Early Steam Lurries
During most of the nineteenth century long distance goods transport was by rail while local distribution relied on the horse. Although road-going steam vehicles were in use since the 1830’s, at first for passenger transport only and then in the form of the multi-purpose traction engine for farming, they were subject, particularly in the UK, to official harassment and public distaste to the point that they never caught on for goods transport.
Things began to change in the 1890’s. The potential for motor vehicles, whether driven by steam, the internal combustion engine, or electricity, as a substitute for horse-drawn wagons for local goods transport was quickly seized upon. They were faster, could carry more, and free from fatigue. They were slow by modern standards, clattering noisily on solid rubber tyres at speeds of just over a fast walk. This was just as well as their brakes were notoriously weak.
By the year 1900 there was a wide range available, usually of about one to three tons capacity. At that time they were called lurries, later changed to the familar lorry. Form, like that of the farm tractor, quickly conformed to function. The driver, however, totally exposed to the elements, was enclosed only by degrees (in the sense of gradual change rather than temperature!). The English were equally severe on their railway engine drivers who were left in the open for the first fifty years. Heaters were seen as effete in all motor vehicles for many years although possibly steam lorries provided it as an inadvertent benefit. During the thirties the engine retreated under the cab for most heavy vehicles in Europe, improving visibility and helping maneuverability, although it remains out in front in North America.

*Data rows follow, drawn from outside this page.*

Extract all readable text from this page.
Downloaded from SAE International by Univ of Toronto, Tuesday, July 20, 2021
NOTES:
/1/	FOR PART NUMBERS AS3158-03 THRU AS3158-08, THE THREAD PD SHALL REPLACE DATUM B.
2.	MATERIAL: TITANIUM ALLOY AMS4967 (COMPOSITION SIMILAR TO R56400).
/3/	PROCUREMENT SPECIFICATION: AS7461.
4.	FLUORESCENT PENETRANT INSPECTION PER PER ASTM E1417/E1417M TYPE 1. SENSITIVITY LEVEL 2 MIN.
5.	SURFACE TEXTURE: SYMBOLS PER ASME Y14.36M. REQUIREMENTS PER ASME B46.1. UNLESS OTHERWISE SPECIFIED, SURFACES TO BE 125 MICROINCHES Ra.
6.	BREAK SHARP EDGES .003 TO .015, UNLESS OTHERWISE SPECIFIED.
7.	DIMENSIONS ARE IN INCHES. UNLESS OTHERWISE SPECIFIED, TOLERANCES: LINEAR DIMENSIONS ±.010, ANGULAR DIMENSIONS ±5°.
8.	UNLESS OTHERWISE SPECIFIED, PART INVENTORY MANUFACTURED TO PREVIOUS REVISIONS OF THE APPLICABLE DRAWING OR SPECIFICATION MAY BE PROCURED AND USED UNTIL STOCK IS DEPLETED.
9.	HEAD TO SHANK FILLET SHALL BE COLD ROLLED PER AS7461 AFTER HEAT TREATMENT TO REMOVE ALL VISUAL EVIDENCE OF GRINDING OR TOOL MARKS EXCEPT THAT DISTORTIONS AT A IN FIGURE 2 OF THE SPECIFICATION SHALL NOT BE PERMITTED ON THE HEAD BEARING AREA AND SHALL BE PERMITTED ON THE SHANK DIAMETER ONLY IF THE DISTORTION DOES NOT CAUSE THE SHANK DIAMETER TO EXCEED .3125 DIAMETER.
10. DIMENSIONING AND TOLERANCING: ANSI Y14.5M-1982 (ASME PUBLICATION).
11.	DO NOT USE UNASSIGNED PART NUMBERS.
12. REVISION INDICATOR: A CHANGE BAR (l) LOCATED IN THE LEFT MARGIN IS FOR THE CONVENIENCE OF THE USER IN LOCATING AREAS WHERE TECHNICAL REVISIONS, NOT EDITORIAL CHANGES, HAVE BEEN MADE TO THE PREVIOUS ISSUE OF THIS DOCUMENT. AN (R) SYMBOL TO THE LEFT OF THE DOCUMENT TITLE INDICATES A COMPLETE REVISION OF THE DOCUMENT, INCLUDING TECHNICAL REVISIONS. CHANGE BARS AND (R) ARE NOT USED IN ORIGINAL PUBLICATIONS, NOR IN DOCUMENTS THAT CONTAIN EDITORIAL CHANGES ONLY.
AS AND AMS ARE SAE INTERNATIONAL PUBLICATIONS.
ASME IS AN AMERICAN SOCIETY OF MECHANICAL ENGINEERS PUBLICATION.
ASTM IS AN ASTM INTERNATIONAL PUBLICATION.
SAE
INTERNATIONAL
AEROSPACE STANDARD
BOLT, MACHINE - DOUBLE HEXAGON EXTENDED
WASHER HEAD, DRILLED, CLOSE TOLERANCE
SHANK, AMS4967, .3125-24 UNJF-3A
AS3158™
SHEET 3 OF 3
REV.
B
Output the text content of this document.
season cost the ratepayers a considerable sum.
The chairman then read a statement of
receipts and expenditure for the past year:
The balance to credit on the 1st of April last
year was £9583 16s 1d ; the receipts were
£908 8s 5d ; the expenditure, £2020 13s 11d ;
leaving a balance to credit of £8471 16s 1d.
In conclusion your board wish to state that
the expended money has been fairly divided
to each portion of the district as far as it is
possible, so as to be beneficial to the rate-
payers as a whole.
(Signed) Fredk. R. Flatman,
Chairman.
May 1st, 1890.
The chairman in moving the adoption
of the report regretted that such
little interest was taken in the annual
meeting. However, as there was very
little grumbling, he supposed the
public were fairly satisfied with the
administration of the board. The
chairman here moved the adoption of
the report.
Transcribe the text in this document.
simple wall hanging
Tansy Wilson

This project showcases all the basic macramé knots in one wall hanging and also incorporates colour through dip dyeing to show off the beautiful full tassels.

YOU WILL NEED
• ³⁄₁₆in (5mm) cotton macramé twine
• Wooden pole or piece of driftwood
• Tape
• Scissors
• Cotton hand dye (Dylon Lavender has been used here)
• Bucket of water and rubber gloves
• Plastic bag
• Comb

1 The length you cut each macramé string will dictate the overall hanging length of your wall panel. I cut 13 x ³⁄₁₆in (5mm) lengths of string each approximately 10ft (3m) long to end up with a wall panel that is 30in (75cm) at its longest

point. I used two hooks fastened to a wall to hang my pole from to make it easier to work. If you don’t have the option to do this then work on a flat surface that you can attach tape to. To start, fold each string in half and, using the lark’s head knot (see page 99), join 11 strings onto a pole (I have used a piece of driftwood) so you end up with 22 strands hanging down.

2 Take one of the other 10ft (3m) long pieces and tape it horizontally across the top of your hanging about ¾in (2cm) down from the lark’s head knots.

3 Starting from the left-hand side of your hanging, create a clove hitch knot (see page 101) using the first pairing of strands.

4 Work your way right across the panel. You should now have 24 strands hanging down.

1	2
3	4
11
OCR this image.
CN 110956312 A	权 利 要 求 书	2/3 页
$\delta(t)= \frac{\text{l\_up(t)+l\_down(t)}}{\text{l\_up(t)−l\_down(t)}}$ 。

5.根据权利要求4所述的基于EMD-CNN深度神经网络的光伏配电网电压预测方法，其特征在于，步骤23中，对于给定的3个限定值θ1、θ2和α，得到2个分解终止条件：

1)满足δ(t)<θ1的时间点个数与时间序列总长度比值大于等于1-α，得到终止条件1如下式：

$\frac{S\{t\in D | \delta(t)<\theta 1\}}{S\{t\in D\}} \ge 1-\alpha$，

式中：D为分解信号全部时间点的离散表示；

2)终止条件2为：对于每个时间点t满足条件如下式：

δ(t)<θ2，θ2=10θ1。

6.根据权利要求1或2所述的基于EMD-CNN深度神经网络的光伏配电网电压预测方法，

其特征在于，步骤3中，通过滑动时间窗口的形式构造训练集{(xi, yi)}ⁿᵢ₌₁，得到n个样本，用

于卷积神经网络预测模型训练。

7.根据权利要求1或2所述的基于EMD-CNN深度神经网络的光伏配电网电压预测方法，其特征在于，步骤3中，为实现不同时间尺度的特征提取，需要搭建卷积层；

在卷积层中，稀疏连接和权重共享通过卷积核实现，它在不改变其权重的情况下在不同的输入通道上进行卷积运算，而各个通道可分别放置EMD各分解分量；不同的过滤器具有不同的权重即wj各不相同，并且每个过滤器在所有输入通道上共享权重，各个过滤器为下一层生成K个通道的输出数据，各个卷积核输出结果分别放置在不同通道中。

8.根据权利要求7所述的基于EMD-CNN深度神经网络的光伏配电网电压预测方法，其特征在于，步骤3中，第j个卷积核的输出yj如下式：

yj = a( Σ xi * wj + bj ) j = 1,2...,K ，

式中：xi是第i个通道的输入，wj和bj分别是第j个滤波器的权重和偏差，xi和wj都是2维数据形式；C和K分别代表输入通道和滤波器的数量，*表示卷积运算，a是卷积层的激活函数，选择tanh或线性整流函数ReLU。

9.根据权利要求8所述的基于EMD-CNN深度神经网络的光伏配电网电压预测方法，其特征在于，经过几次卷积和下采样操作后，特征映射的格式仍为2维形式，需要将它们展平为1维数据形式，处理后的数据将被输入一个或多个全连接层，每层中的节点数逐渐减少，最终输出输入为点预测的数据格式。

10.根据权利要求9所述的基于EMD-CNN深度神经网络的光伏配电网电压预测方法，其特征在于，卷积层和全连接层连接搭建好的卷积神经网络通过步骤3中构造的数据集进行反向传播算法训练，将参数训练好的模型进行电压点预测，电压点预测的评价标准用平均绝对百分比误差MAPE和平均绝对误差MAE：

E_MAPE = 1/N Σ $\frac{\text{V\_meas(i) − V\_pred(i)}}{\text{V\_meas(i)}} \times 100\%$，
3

However, whatever their merits, their starting procedure, as described below, put them at a great disadvantage when compared to simply turning the ignition key or even swinging the starting handle:
“…..To begin with the ashpan and grate are dropped and swept clear of ash and clinker. Then the grate is replaced and the ashpan is left off to permit better air circulation. A rag soaked in paraffin is lit and dropped down the shute into the grate; this is followed by firewood in small quantities until a depth of six inches is built up, when four shovelfuls of coal are added. More coal is added at frequent intervals to build up the depth of the fire. When the steam pressure gauge shows a reading of 10 psi the blower is opened so as to draw the fire. Coal is gradually added until 150 psi steam pressure is reached. The the drain valve on the exhaust and the throttle is opened slightly for two or three minutes to warm the cylinders and blow out any water. Full pressure is reached and the waggon is ready to drive off. This procedure normally takes from an hour to an hour and a half….” (Reference 6)
They began to melt away during the “30’s with the introduction of more efficient and robust diesel engines although petrol scarcity during the Second World War gave them temporarily a new lease of life. Trucks such as this one were an impressive and frightening presence on the road, at least for some children (I was one of them), with a clattering chain drive, billowing clouds of black smoke (the coal was of appalling quality), and boasting an impressively and enviably grimy driver.
The modern truck
The use of trucks powered by internal combustion engines was greatly stimulated after the first world war. Well many thousand had been manufactured before and during the war on a subsidized basis according to War Office specifications, to be requisitioned in case of war. These were of some three tons capacity and, apparently almost indestructible.
Carrying capacity has increased steadily throughout the century as did the number of axles. Articulated vehicles came slowly, even though one existed as early as 1895, but their use accelerated with the introduction of motorways and the growth of international trade. In the UK the four-axle configuration had remained popular for many years. Numbers grew also and by the 1930’s lorries were the principal cause of road congestion, especially in the UK, where their robust but low-powered diesel engines fought despairingly with the hilly winding main roads. Anyone who has driven fifty years ago in pre-motorway days will remember joining those long lines of cars frustrated by a loaded four-axle Foden or AEC in first gear grinding interminably uphill at 10kph.
Trucks and rural roads
The evolution of truck design, like that of all road vehicles, has been determined by the technical characteristics and extent of the developed road systems they were built for. As road systems have converged to a standard pattern so also has truck design. However, this complementarity between roads and vehicles is absent in the less-developed countries, which largely have to make do with imported secondhand ones sold off at the end of their economic life, usually in poor condition.
These trucks are hard on rural roads. Generally overloaded in order to earn as much as possible on each trip between producer and market (the road might be closed next time), they form a self-destructive alliance with the environment to rapidly break up the roads. Moreover, even if efficient on a cost/tonne-km basis, they are less so in a context of small loads, short distances and lots of unproductive waiting around, especially during the rainy season. An exception can be made for the basic seven-tonne twin axle Toyotas or Nissans, direct descendant of the 2-3 tonners of the ’50’s. Robust and simple, they can be found everywhere. The future, however, must lie with those ingenious vehicles, generally small, low-powered, and economical, to be seen in the rural areas of Asia. I hope that China and India, in particular will continue to develop similar vehicles for manufacture and use throughout the less-developed countries and thus reduce significantly the costs of building and maintaining rural roads.